In 1986, eleven years after selling his Bogotá farm and returning to New England, Bass bought a medium-sized egg farm in the central-Massachusetts town of Hubbardston. He ripped out the cages that allowed the three barns to house 15,000 hens (modern methods, he says, would allow the same barns to hold 60,000) and renovated them as high-ceilinged homes for 6,600 birds. He cut long lines of windows into the sides of the barns; they remain open half the year and allow in ample sunlight year-round. When I stepped into one barn I could see right away that these were plump and happy birds -- scratching the earth-covered floor, noisily socializing, and feeding at troughs on slatted platforms below which the floor is automatically mucked out twice a day. The barn was breezy and odorless.

"Do you want to hold a chicken?" Bass asked, as he petted one behind the ears. I took the bird by the legs and cradled it on my chest. I had already been sold on the wholesomeness of the birds and their eggs by their topaz color. Breeds that are brown of feather and earlobe (where the coloring predicts egg color) produce brown eggs, the only proper kind in New England. Nutritionists insist that there is no difference between brown and white eggs (or, for that matter, between brown, white, and the pretty pastel eggs from exotic hens whose colors Martha Stewart has trademarked for house paint), and I confess to being unable to distinguish between the two in blind tastings. Nonetheless, I remain convinced that brown is better, and the fact that brown hens are bigger and require more feed (brown eggs cost more) confirms my prejudice.

Bass casually scooped up some feed from the trough and popped it into his mouth, encouraging me to do the same.
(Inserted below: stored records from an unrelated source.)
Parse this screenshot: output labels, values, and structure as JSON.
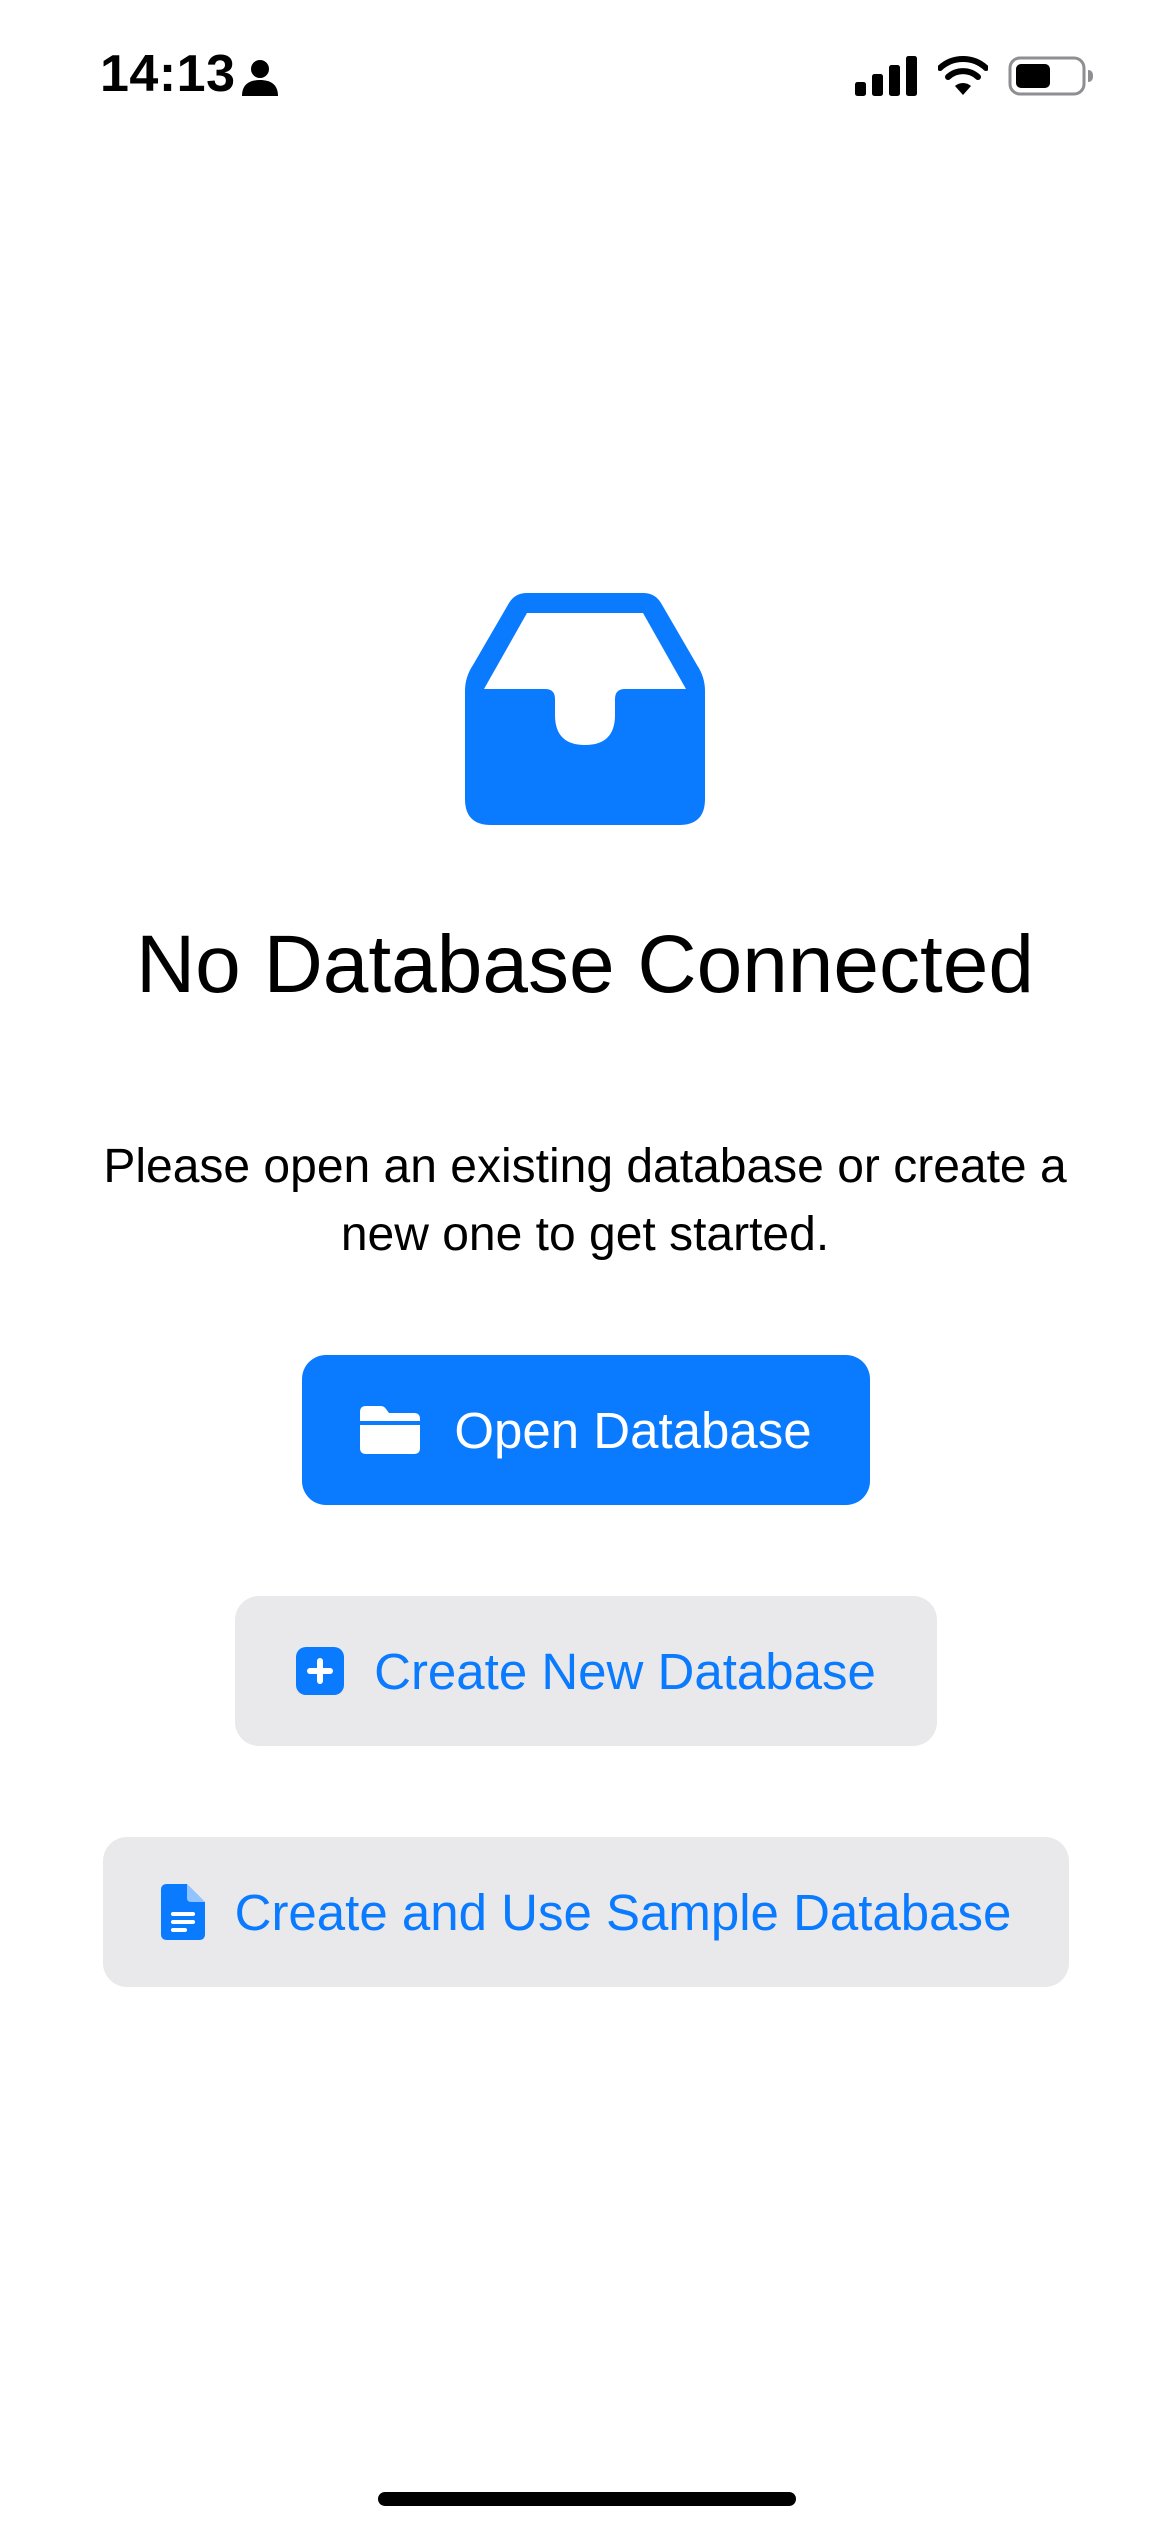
{
  "status_bar": {
    "time": "14:13",
    "icons": [
      "person-icon",
      "cellular-signal-icon",
      "wifi-icon",
      "battery-icon"
    ]
  },
  "empty_state": {
    "icon": "tray-icon",
    "title": "No Database Connected",
    "message": "Please open an existing database or create a new one to get started."
  },
  "actions": {
    "open": {
      "label": "Open Database",
      "icon": "folder-icon"
    },
    "create": {
      "label": "Create New Database",
      "icon": "plus-square-icon"
    },
    "sample": {
      "label": "Create and Use Sample Database",
      "icon": "document-icon"
    }
  },
  "colors": {
    "accent": "#0a7aff",
    "secondary_button_bg": "#e9e9eb",
    "background": "#ffffff",
    "text": "#000000"
  }
}
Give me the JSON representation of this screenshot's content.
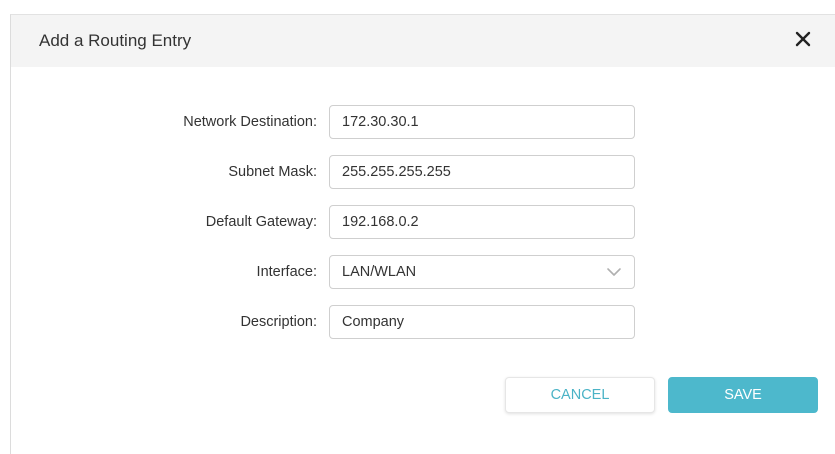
{
  "dialog": {
    "title": "Add a Routing Entry",
    "close_icon": "close-icon"
  },
  "form": {
    "network_destination": {
      "label": "Network Destination:",
      "value": "172.30.30.1"
    },
    "subnet_mask": {
      "label": "Subnet Mask:",
      "value": "255.255.255.255"
    },
    "default_gateway": {
      "label": "Default Gateway:",
      "value": "192.168.0.2"
    },
    "interface": {
      "label": "Interface:",
      "selected": "LAN/WLAN",
      "icon": "chevron-down-icon"
    },
    "description": {
      "label": "Description:",
      "value": "Company"
    }
  },
  "actions": {
    "cancel_label": "CANCEL",
    "save_label": "SAVE"
  },
  "colors": {
    "accent": "#4db8cc",
    "header_bg": "#f4f4f4",
    "text": "#333333"
  }
}
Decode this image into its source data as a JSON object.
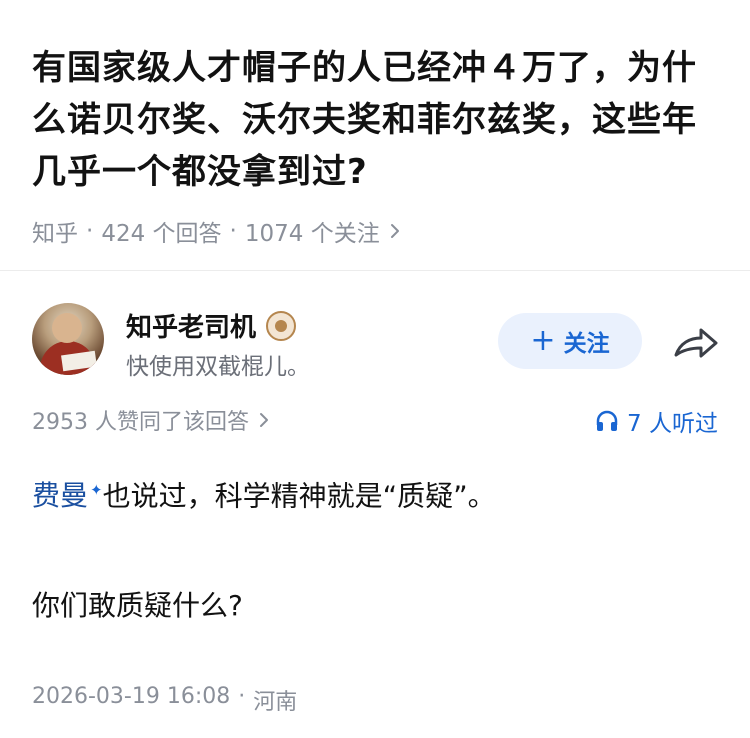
{
  "question": {
    "title": "有国家级人才帽子的人已经冲４万了，为什么诺贝尔奖、沃尔夫奖和菲尔兹奖，这些年几乎一个都没拿到过?",
    "source": "知乎",
    "answers": "424 个回答",
    "followers": "1074 个关注"
  },
  "author": {
    "name": "知乎老司机",
    "description": "快使用双截棍儿。",
    "follow_label": "关注"
  },
  "stats": {
    "likes": "2953 人赞同了该回答",
    "listeners": "7 人听过"
  },
  "answer": {
    "link_text": "费曼",
    "line1_rest": "也说过，科学精神就是“质疑”。",
    "line2": "你们敢质疑什么?"
  },
  "footer": {
    "date": "2026-03-19 16:08",
    "location": "河南"
  },
  "colors": {
    "accent": "#1a66d2",
    "follow_bg": "#eaf1fd",
    "muted": "#8a8f99"
  },
  "icons": [
    "chevron-right-icon",
    "badge-icon",
    "plus-icon",
    "share-icon",
    "headphones-icon"
  ]
}
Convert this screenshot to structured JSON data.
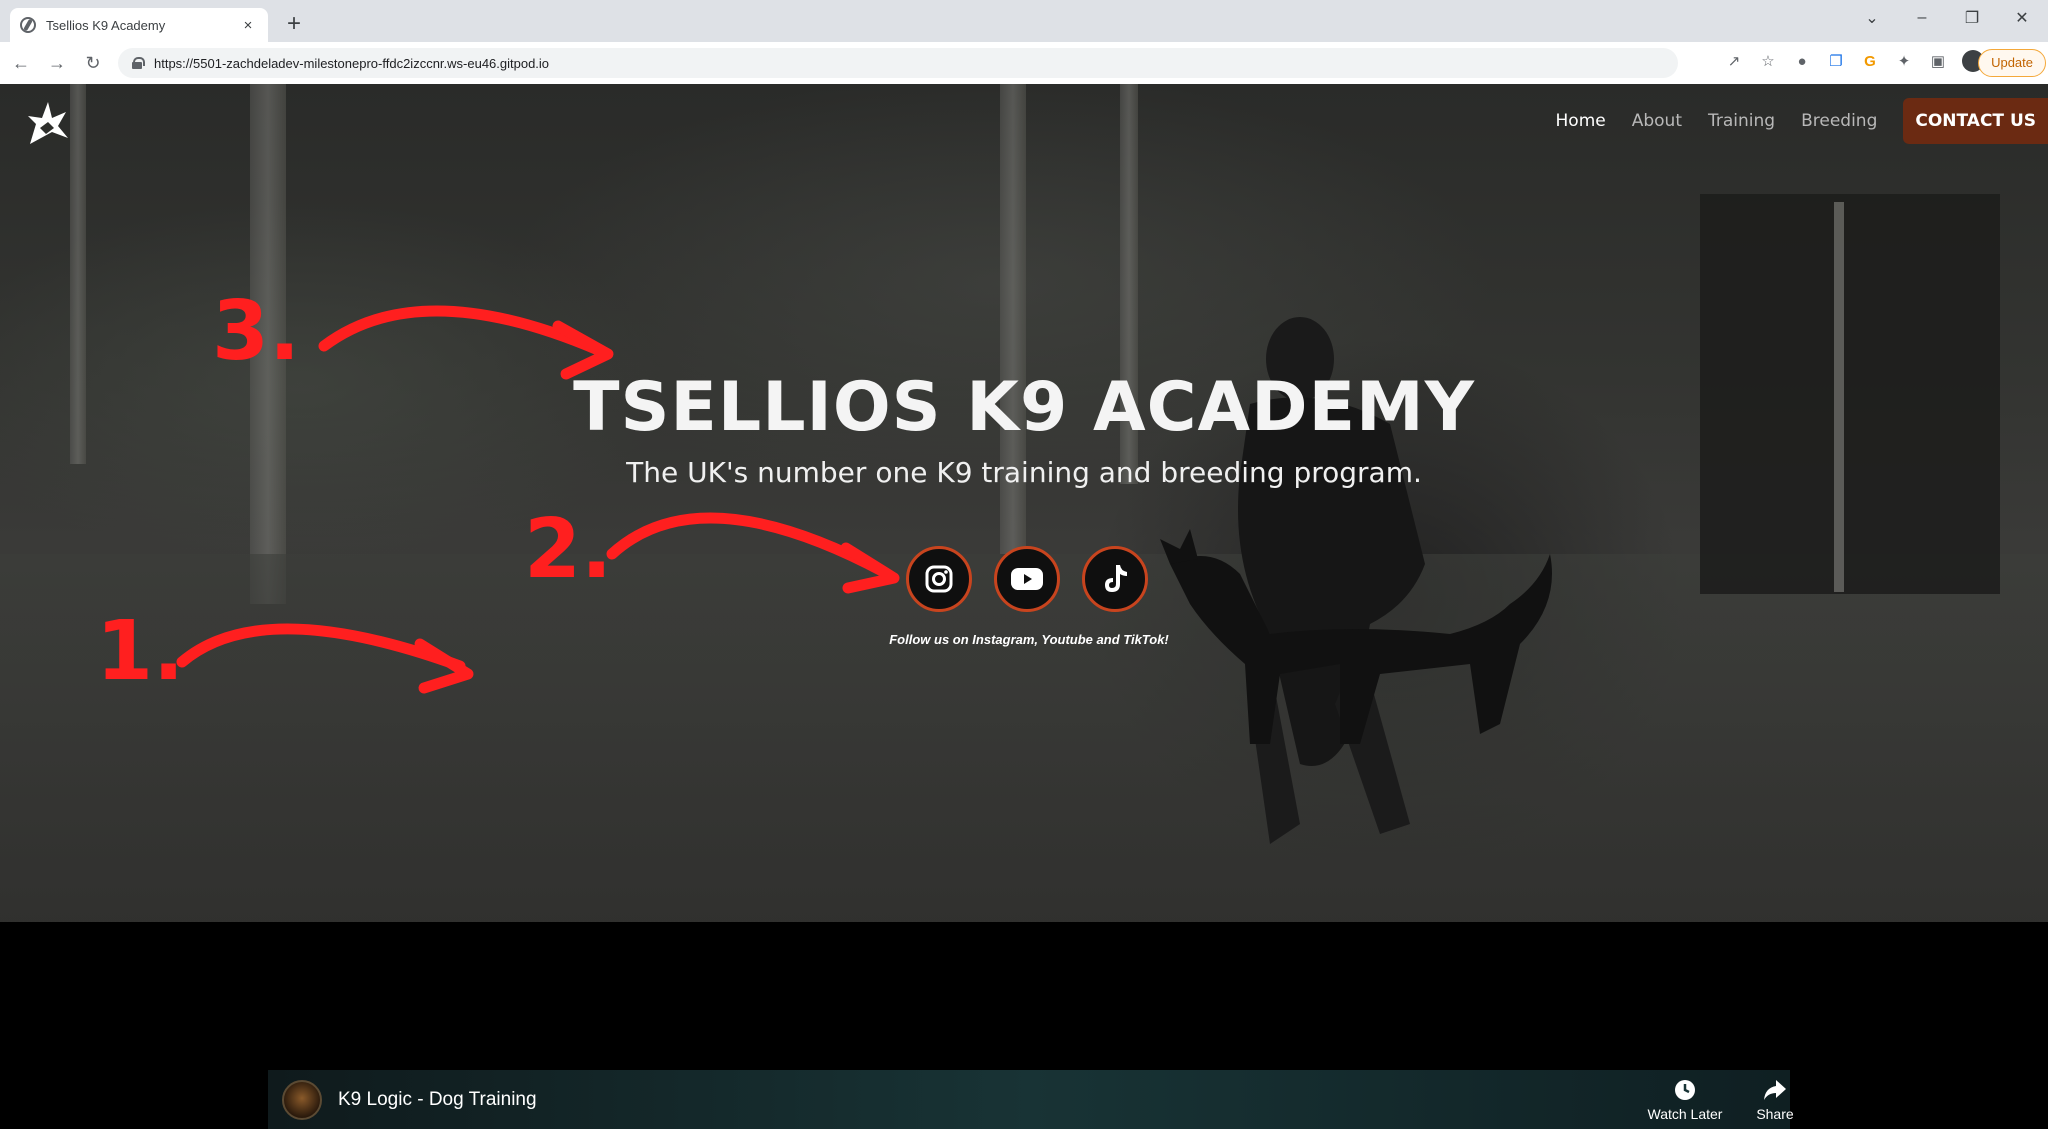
{
  "browser": {
    "tab_title": "Tsellios K9 Academy",
    "tab_close": "×",
    "new_tab": "+",
    "url": "https://5501-zachdeladev-milestonepro-ffdc2izccnr.ws-eu46.gitpod.io",
    "update_label": "Update"
  },
  "site": {
    "nav": {
      "home": "Home",
      "about": "About",
      "training": "Training",
      "breeding": "Breeding",
      "contact": "CONTACT US"
    },
    "title": "TSELLIOS K9 ACADEMY",
    "subtitle": "The UK's number one K9 training and breeding program.",
    "follow_text": "Follow us on Instagram, Youtube and TikTok!",
    "social": [
      "instagram-icon",
      "youtube-icon",
      "tiktok-icon"
    ],
    "accent_color": "#c8441e",
    "contact_bg": "#6b2a12"
  },
  "annotations": {
    "one": "1.",
    "two": "2.",
    "three": "3.",
    "color": "#ff1f1f"
  },
  "video": {
    "channel_title": "K9 Logic - Dog Training",
    "watch_later": "Watch Later",
    "share": "Share"
  }
}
He mills and blends his own, using grains he buys from midwestern organic farms after visiting them and quizzing the farmers. His theory about the taste of eggs, he later wrote me, is that it "comes from a living, lively organic soil full of bacteria, fungi, protozoa, and nematodes, just to name a few." The feed was gold-green, rather than the corn color I had expected, and ground to a medium grit. Bass several times rebuffed my questions as to what the mixture included, insisting on proprietary secrecy. The first flavor I detected was salt; Bass admitted that the feed did contain it. The second was unexpected -- vaguely herbaceous, and reminiscent of marijuana. Bass denied adding any herbs to the feed (I didn't ask about illicit ones), but later revealed that he puts in marigolds for their lutein, which can help to fight macular degeneration. The mixture did not taste fishy, as I had suspected it would. Many poultry farms give fish meal to chickens, resulting in fishy-tasting chicken and eggs. Bass adds ground oyster shells and calcium to strengthen the eggshells and to help the birds, which have no teeth, to digest feed; Country Hen eggs have sturdy shells that make supermarket eggshells seem like paper by comparison. Micalike chips of oyster shell glistened in the dark, loamy stacks of the farm's carefully turned compost, which Bass plans to sell to urban gardeners for a pretty penny. Country Hen eggs, at $2.50 a half dozen, are a good deal more expensive than most supermarket eggs (you can find where they're sold at www.countryhen.com).